The National Funeral Directors Association in 2023 projected that 60.5 percent of Americans would choose cremation over traditional burial, a number the organization projected will rise to 80 percent by 2035.
Estep said last week local veterans officials began to notice the shift in cremation over traditional burials during a visit to the Ohio Western Reserve National Cemetery in Rittman.
“They just almost expanded … everything they’re doing is on the columbariums,” he said. “When I started to look at that, I thought, ‘We need to think about what we could do to make it so our (veterans) in Richland County can stay in Richland County, if they so desire.”
Estep and others on the commission credited Bautz for her work on the project, which will begin in August.
Bautz said Thursday she was excited to see the project, which has been in the works for a few years, finally underway.

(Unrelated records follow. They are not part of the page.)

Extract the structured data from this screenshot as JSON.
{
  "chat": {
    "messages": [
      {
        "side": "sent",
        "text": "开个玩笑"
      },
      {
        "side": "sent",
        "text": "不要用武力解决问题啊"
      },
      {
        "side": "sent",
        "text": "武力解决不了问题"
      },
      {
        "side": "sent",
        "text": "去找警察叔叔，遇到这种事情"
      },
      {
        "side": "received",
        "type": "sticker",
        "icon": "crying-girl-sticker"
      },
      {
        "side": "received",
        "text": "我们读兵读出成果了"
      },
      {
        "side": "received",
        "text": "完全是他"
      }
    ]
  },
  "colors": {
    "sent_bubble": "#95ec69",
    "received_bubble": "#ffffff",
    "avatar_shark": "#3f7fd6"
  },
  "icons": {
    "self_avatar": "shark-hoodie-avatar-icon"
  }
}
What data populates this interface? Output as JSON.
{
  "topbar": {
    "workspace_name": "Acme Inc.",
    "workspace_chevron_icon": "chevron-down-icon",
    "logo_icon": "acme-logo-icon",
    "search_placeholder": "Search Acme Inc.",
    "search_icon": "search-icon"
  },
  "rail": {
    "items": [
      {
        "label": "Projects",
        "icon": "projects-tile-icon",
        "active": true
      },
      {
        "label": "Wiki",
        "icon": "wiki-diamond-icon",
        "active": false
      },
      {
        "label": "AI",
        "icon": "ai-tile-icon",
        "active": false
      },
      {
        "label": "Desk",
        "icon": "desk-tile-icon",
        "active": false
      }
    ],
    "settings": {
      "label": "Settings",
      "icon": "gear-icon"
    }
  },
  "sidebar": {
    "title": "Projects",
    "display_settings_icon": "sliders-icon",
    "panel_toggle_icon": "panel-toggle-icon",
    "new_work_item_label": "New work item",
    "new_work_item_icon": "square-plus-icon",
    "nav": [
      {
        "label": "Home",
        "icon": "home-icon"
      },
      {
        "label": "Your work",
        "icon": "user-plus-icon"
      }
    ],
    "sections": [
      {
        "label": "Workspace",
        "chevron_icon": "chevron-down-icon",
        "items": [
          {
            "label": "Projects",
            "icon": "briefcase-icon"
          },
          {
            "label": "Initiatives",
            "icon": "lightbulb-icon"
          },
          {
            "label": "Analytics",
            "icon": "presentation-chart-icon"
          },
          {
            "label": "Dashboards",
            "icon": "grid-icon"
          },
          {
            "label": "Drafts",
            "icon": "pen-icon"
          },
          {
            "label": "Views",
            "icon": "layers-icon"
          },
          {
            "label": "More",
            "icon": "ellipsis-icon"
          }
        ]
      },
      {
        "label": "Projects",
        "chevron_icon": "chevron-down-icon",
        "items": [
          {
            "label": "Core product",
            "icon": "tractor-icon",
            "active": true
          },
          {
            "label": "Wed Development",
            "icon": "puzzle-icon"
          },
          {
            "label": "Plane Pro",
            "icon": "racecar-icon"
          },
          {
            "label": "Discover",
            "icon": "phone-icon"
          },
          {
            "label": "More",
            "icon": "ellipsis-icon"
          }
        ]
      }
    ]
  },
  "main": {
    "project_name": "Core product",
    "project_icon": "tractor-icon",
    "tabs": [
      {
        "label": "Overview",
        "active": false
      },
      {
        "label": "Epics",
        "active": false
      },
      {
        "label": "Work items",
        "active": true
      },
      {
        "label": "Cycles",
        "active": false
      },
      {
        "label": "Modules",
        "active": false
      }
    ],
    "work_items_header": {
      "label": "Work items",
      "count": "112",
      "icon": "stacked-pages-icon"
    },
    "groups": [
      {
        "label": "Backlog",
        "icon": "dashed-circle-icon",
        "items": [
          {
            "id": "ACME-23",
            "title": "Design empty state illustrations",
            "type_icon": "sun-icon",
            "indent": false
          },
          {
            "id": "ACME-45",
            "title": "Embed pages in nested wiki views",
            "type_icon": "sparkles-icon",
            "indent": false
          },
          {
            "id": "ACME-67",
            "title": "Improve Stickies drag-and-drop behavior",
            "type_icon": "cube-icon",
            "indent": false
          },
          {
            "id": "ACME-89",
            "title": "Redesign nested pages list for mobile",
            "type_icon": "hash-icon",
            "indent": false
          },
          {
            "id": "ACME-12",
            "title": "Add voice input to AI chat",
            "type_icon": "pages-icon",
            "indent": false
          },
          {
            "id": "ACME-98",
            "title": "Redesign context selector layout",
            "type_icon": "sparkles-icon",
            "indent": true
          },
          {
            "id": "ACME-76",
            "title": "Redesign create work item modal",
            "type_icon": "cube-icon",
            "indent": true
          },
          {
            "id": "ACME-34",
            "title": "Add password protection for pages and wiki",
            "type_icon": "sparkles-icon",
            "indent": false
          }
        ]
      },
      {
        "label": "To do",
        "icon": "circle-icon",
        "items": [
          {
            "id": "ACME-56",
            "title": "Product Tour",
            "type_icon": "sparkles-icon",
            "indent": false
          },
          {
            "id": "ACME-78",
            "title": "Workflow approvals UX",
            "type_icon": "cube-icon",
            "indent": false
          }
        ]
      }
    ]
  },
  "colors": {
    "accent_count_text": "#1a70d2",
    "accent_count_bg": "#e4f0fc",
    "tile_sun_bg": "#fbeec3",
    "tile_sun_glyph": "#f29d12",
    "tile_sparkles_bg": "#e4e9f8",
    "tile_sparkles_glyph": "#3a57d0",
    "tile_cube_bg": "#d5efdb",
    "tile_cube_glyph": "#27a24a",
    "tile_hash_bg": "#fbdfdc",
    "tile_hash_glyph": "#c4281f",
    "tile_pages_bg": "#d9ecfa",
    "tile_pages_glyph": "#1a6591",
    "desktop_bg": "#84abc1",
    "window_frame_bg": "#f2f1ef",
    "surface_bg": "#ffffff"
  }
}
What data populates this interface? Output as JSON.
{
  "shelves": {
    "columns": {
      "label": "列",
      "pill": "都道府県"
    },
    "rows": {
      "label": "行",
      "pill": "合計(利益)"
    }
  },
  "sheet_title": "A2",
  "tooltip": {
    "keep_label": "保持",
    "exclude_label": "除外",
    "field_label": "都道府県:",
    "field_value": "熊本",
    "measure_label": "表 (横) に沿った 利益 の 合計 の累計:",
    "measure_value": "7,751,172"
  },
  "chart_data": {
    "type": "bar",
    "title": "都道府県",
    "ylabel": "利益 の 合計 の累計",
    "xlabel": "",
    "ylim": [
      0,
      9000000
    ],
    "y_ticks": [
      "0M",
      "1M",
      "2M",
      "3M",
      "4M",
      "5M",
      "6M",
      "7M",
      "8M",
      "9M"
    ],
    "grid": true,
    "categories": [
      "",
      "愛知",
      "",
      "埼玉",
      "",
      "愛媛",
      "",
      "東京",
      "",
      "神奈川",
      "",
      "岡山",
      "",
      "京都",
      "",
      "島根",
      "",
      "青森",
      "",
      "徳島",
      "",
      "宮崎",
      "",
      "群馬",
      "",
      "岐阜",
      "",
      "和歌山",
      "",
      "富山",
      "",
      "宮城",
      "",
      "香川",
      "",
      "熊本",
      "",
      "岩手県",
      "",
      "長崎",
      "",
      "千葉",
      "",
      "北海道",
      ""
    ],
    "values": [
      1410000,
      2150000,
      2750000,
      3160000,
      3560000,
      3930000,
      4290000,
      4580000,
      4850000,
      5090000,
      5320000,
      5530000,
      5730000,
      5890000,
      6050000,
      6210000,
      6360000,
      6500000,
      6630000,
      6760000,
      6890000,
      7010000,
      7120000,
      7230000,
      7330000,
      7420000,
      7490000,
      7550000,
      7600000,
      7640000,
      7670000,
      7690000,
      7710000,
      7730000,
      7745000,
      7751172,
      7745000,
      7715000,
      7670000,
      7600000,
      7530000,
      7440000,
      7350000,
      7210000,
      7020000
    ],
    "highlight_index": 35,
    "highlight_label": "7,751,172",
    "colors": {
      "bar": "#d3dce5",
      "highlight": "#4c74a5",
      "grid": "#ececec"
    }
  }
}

“I think (we) started talking about this with the veterans commission five or six years ago after I first got here and started looking at the future of the cemetery,” Bautz said.
“It’s a great day,” she said.
Bautz said the project will expand the life of the Honor Grounds cemetery land owned by the local veterans commission. It will also provide a centralized ceremonial area at the Honor Grounds.
Purdy Construction will handle the construction of the site and setting of the columbarium units, which will be purchased from the Turner Vault Co. of Toledo, arriving as soon as November.
“We may see some of this erected before winter hits,” she said.
Under current space availability, there would be room for 104 to 108 more traditional graves in the Honor Grounds, Bautz said.
“We could bury between 1,536 to 3,072 people,” with room for two urns per niche for those who wish to be interred with their spouse, Bautz said.
“I don’t have any other land that I can work with the veterans on. I kind of just thought that this would be the smartest use of the land that (veterans) have and to still save plenty of land for ground burials through the years to come,” she said last week.
She said the “wall” would span the width of the Honors Grounds, approximately 160 feet. She said it will be created by placing cremation units together with a handicapped-approved concrete walkway between each set and also on both sides of the wall.

She said her plan is to move the Veterans Flagpole to the center of the area and place a flag from each branch of the U.S. military surrounding it. Stamps with the seal of each branch will also be placed into the concrete.
She said the center space in the area at the top of the hill overlooking the Veterans Honors Ground will provide a place for the veterans burial detail to position themselves while providing honors during military funerals.
“They can play Taps. They can stand at the top of the hill where everyone can see them. It gives them a nice, solid place to stand when offering honors. These guys come out in all weather and sometimes it’s not the best days,” Bautz said.
Scott Loy, sales and marketing manager at Turner Vault Company, came down from Toledo on Thursday for the ceremony.
“I was in contact with Pam and I thought it would be important to be here for this,” he said.
“Traditional burials are not as prevalent as they used to be, which is something the entire industry is trying to work on,” he said. “That’s part of the reason we started doing monuments.
“Columbariums are kind of the premier way to intern cremated remains,” Loy said.